В саду начали взрывать петарды. — Одну грохнули, другую, третью. Кто-то пробежал, ругаясь, — погнался. Мальчишки, наверное, убежали… Нет, опять крики: поймали кого-то и волокли… «Да это не я!.. Ой, пусти!.. Руку сломаешь!.. Пусти!.. Не я это! Вон те пацаны! Они через забор перелезли!»
А как я мог их заставить? — И этого он ждёт? Но это невозможно, и этого не было. Я ничего не могу объяснить, даже придумать и наврать. Тусовка разомкнута. Её нельзя сделать. Если он это понимает, то он, значит, не до конца псих, но если он требует объяснений, то он уже… Всё это вихрем пронеслось… Эх, если б я мог вскочить и убежать в тот момент.
— Что такое?? Что это ещё за «Валюшастик»? — крикнул я. — Ты говори да не заговаривайся давай-ка! Ты понял?

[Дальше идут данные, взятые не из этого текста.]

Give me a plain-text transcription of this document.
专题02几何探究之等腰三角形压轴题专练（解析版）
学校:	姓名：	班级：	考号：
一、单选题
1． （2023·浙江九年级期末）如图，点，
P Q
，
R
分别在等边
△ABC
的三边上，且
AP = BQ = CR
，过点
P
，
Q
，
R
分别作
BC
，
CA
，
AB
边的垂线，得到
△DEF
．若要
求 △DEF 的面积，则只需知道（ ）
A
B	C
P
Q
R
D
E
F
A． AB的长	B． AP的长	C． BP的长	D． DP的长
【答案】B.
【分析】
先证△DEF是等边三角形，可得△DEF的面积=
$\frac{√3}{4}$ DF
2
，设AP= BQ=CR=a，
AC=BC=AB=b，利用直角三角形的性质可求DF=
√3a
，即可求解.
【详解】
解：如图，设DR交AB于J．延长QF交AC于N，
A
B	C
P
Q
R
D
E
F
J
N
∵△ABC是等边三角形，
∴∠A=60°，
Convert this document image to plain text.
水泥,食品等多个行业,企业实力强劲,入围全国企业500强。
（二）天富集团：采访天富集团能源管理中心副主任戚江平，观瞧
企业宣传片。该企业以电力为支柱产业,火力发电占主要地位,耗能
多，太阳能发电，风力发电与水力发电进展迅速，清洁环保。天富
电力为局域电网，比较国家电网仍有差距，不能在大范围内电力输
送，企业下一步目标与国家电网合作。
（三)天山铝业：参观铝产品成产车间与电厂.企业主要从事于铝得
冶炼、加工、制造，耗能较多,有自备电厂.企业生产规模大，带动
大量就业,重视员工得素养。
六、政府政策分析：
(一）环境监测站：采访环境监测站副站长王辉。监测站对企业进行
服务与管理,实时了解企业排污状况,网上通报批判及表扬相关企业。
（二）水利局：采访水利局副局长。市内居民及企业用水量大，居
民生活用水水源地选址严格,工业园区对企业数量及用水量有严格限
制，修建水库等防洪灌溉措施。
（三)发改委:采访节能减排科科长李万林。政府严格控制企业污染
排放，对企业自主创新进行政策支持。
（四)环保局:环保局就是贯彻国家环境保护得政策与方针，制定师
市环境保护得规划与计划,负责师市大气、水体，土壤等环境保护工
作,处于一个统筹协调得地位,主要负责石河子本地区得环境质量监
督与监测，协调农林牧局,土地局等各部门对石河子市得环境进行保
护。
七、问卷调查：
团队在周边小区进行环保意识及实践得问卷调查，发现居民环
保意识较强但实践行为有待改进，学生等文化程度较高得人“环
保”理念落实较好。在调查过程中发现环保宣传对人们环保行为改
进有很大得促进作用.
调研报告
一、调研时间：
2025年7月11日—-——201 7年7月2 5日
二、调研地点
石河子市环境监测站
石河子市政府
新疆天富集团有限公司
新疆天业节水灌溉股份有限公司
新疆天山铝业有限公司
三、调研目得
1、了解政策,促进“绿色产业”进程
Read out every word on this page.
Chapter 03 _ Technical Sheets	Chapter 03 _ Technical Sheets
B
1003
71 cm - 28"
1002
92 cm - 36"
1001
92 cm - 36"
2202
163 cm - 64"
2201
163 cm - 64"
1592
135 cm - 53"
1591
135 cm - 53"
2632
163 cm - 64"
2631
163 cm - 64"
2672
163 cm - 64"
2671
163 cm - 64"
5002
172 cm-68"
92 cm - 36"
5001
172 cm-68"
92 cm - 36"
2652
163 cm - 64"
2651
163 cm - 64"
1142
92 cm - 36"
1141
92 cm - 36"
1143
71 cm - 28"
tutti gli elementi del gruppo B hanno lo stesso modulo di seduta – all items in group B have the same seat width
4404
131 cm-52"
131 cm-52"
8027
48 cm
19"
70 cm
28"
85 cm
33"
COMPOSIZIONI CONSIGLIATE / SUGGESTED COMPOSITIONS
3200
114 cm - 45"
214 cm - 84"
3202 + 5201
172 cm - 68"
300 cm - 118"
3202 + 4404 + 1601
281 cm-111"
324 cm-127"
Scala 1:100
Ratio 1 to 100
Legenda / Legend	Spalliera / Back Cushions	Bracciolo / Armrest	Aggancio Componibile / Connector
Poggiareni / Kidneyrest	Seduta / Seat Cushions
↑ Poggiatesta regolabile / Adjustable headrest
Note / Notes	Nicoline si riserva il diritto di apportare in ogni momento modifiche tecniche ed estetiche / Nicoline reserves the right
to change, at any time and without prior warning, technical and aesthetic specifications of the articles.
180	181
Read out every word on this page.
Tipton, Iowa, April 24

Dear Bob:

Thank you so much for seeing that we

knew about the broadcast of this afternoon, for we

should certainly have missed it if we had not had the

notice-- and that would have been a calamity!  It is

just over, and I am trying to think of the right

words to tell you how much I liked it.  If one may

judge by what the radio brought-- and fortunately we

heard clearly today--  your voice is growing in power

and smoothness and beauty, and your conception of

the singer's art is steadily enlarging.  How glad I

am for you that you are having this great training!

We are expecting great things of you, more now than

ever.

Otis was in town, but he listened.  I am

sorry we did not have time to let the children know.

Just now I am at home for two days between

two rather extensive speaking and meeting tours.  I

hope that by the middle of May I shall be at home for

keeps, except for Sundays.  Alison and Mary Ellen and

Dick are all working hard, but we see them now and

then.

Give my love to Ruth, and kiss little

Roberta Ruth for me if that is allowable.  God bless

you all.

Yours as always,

Он не ответил. Усмешка его была круче кипятка.
— Ну чего? да? Короче, ты утверждаешь, что я — Валентин, да?
Он скривился.
— Слушай, я, кажется, просил тебя не говорить о нём! Ты — не Валентин. Ты — говно, Валюшастик. Он-то был мне истинным другом, и разве стал бы он выделывать эти фортели с утоплением и с бойкотом, когда вокруг меня все переглядываются и смеются в кулаки? Нет, у него хватило бы великодушия просто сказать: «всё, друг милый, мы врозь, не взыщи, не обижайся». — Разве я бы этого не понял, а?
Снова телефонный звонок.
— Алло? Коля?
— Да. Я.
— Слушай, у меня к тебе просьба. Полина сейчас должна подъехать на приём к Евгению Дмитриевичу…
— Алло! Кто говорит? Кого вам надо?
— Николая Брауде. Это Центр нетрадиционной медицины?
— Нет. Ошиблись.
— Да разве я на него похож? — задал я наконец самый глупый и самый разумный вопрос. Как ни абсурдно это было, но — не удержался, вырвалось.
Он кивнул.
— Ага… Нет. Похож? Да кого ты обманешь? Твоя пластическая операция… Всё равно все видят. Белыми нитками шито. Да ты и не старался. Тебе надо было посмеяться надо мной. Ну, смейся, продолжай…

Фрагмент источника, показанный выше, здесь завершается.